Notícia
O avanço da medicina reprodutiva é surpreendente. Desde o nascimento de Louise Brown, em 1978, a ciência impulsiona novas descobertas que beneficiam muitos casais a conquistar a gravidez desejada. Nos primórdios do Fertilitat, trabalhávamos com pouco mais do que a chance natural dos casais engravidarem. Hoje, oferecemos uma oportunidade de gravidez que pode ultrapassar 60% e com a segurança quase absoluta de que o bebê nascerá livre de alterações cromossômicas. Naquelas famílias que carregam mutações genéticas, cujos descendentes sucumbem ou padecem com alterações físicas e emocionais, podemos cessar a sequência da doença nas proles subsequentes. Podemos preservar a fertilidade para o futuro e oferecer chance de gravidez quando a idade é avançada.
Mas, o que vem pela frente? Será que a fertilização in vitro (FIV) oferecerá 100% de sucesso no futuro? Poderemos livrar toda e qualquer alteração gênica ou cromossômica e criar uma criança perfeita? Será que no futuro gerar um bebê pela FIV será o normal e seguro, estando a concepção natural predestinada ao risco?

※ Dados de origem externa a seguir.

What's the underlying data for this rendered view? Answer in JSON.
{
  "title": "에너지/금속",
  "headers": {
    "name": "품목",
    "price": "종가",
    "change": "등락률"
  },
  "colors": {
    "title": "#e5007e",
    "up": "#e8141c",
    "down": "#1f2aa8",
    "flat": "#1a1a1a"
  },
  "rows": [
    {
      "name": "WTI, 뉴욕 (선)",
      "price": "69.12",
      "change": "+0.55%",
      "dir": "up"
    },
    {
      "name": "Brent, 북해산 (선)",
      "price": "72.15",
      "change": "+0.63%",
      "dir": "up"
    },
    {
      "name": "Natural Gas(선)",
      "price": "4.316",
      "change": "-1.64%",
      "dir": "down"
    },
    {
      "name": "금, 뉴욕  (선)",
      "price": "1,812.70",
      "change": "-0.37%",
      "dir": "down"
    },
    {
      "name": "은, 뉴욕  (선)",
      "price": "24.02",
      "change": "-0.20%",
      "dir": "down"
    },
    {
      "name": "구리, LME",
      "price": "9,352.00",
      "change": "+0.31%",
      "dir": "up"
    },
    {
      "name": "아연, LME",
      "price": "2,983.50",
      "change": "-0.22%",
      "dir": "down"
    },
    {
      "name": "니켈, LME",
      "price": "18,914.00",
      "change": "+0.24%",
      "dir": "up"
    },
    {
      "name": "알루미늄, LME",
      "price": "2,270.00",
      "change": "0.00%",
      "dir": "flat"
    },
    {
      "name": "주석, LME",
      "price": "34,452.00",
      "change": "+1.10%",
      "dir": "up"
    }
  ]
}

Não há dúvidas de que o futuro nos reserva um progressivo domínio sobre a odisseia da infertilidade. Haverá um dia em que a medicina se embaraçará, apenas, em pequenas causas inexplicáveis, talvez por obra específica da natureza e que não compete ao homem realizá-la.
Embora pareça o ideal, tentar refinar a genética fazendo o mapeamento completo dos gens do embrião vai de encontro frontal a dilemas éticos relacionados. Sabemos que os humanos já nascem com inúmeras mutações, e vão criando novas com o envelhecimento. Mas quando se sabe a presença desse tipo de alteração, antes mesmo da transferência dos embriões, muitos casais tendem a não querer transferir os que apresentam qualquer tipo de mutação, mesmo que nunca viessem a acontecer enquanto vivessem. Por isso, tão importante quanto a genética é o poder da natureza em avivar a condição ou amenizá-la e nunca deixar que a se manifeste.

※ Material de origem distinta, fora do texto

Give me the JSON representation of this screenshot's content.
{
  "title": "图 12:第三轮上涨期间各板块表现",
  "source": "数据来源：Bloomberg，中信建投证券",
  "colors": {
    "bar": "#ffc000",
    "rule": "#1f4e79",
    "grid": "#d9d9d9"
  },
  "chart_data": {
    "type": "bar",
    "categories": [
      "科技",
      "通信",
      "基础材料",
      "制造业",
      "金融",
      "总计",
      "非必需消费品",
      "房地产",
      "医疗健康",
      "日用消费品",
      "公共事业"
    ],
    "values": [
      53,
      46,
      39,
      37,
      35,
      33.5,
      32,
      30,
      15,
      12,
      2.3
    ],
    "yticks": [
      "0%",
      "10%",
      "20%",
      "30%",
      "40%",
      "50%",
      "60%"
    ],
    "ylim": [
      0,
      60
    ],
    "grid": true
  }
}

Atualmente, através de técnicas de reprogramação celular, transformando um tipo de célula em outra, podemos criar células germinativas – espermatozoides e óvulos – a partir daquelas da pele, por exemplo. Num futuro não distante, uma única pessoa ou casais homoafetivos não dependerão de células germinativas do sexo oposto para darem seguimento no projeto de ter filhos. Da mesma forma, acompanhando a tendência pela busca da gestação tardia ou naquelas mulheres com falência iminente de seus ovários, haverá possibilidade de coletar uns poucos óvulos e multiplicá-los exponencialmente e ter sua fertilidade preservada indefinidamente.
Muitos dissabores que hoje os casais sofrem na constituição da prole, ao seu tempo, serão amenizados ou eliminados. Dilemas éticos serão inevitáveis, porém, o equilíbrio entre o avanço da ciência e sua aplicabilidade é fundamental para o bem-estar das pessoas.